Namun syari’at yang mulia ini banyak dilalaikan dan dilupakan oleh sebagian manusia. Mereka tidak malu untuk berkeliling rumah manusia dan menampakan penampilan yang membuat orang iba demi mendapat harta dan apa yang mereka inginkan, ironisnya kalau kita lihat mereka masih mampu bekerja dan usaha, mereka sehat dan muda, tapi hawa nafsu yang meliputi diri mereka hingga sifat malu hilang dan semangat luntur, jadilah pribadi yang malas dalam mencari nafkah, hanya mengandalkan belas kasih orang lain. Ketahuilah meminta-minta asalnya diharamkan kecuali bagi orang-orang tertentu. Perhatikan hadits berikut ini:
Qabishah bin Mukhariq al-Hilali berkata, “Aku mendatangi Rasulullah untuk meminta sesuatu. Maka Rasulullah berkata kepadaku, “Tunggulah sampai ada harta zakat kemudian aku berikan kepadamu”. setelah itu Rasulullah bersabda, “Wahai Qabishah! meminta-minta itu tidak dihalalkan kecuali bagi tiga golongan; Seorang yang menanggung beban orang lain maka boleh ia meminta-minta sampai bisa melunasinya kemudian tidak meminta lagi. Orang yang ditimpa musibah yang menghabiskan hartanya boleh ia meminta-minta sampai bisa mendapati sandaran hidup. Seorang yang ditimpa kesengsaraan hidup, hingga tiga orang cerdik pandai dari kaumnya sampai mengatakan, “Benar si fulan telah ditimpa kesengsaraan hidup”, maka boleh meminta-minta sampai bisa mendapati sandaran hidupnya. Adapun selain itu dari meminta-minta wahai Qabishah adalah haram, orang yang memakannya berarti memakan harta yang haram”. (HR.Muslim 1044, Abu dawud 1640, Nasai 2581, darimi 1685, Ahmad 3/477).

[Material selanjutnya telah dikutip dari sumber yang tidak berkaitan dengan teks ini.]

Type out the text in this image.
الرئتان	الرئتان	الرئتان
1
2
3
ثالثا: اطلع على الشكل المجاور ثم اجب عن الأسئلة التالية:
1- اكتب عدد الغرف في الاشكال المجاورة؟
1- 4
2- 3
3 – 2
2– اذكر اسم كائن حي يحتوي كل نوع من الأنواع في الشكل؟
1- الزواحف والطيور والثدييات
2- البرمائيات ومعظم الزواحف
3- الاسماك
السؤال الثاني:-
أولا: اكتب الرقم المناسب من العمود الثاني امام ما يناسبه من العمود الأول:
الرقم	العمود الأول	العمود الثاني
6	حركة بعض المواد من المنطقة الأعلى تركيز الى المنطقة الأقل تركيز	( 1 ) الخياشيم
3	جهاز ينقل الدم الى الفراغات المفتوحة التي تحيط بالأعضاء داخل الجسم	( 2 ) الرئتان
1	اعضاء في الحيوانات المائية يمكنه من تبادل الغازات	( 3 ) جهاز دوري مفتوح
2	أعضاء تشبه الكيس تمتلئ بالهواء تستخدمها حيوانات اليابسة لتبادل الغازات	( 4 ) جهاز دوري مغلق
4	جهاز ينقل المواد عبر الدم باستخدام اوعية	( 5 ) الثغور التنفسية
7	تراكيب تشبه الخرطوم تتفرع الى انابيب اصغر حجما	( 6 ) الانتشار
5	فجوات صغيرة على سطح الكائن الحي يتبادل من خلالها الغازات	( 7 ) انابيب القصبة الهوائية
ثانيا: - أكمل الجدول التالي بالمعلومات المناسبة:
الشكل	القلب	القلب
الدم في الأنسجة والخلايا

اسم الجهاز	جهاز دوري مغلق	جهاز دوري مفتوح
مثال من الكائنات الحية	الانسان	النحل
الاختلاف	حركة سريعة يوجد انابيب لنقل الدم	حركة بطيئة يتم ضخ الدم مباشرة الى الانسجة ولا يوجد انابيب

3. Menunda bayar hutang sedangkan dia mampu
Sering kita dapati diantara sebagian manusia mendatangi orang-orang yang berkecukupan, lalu menyatakan kebutuhannya dan meminjam uang darinya. Ia berjanji akan mengembalikan dengan segera, akan tetapi kenyataannya dia mengingkari dan menunda-nunda dengan berbagai alasan. Orang yang semacam ini pun sifat malunya telah berkurang, seharusnya dia malu dengan yang meminjaminya hutang karena telah mengingkari janji. Orang yang menunda bayar hutang sementara dia mampu adalah haram, sebagaimana ditegaskan dalam sebuah hadits:
مَطْلُ اْلغَنِيِّ ظُلْمٌ
Menunda bayar hutang sedangkan dia mampu membayar adalah haram. (HR.Bukhari 2400. Muslim 1564). Sabda Rasulullah yang lain:
لَيُّ اْلوَاجِدِ يُحِلُّ عِرْضَهُ وَ عُقُوْبَتَهُ
Orang yang menunda bayar hutang sedangkan ia mampu membayar, hukumannya dikerasi dan dipenjara. (HR.Abu Dawud 3628, Nasai 4293, Ibnu Majah 2427, Ahmad 4/388, Hakim 4/102, Dihasankan oleh Al-Albani dalam Al-Irwa’ 1434).
Demikianlah akhir pembahasan kali ini, semoga tulisan ini ikhlas karena Alloh dan bermanfaat bagi kaum muslimin dimanapun berada. Amiin. Allohu ‘Alam.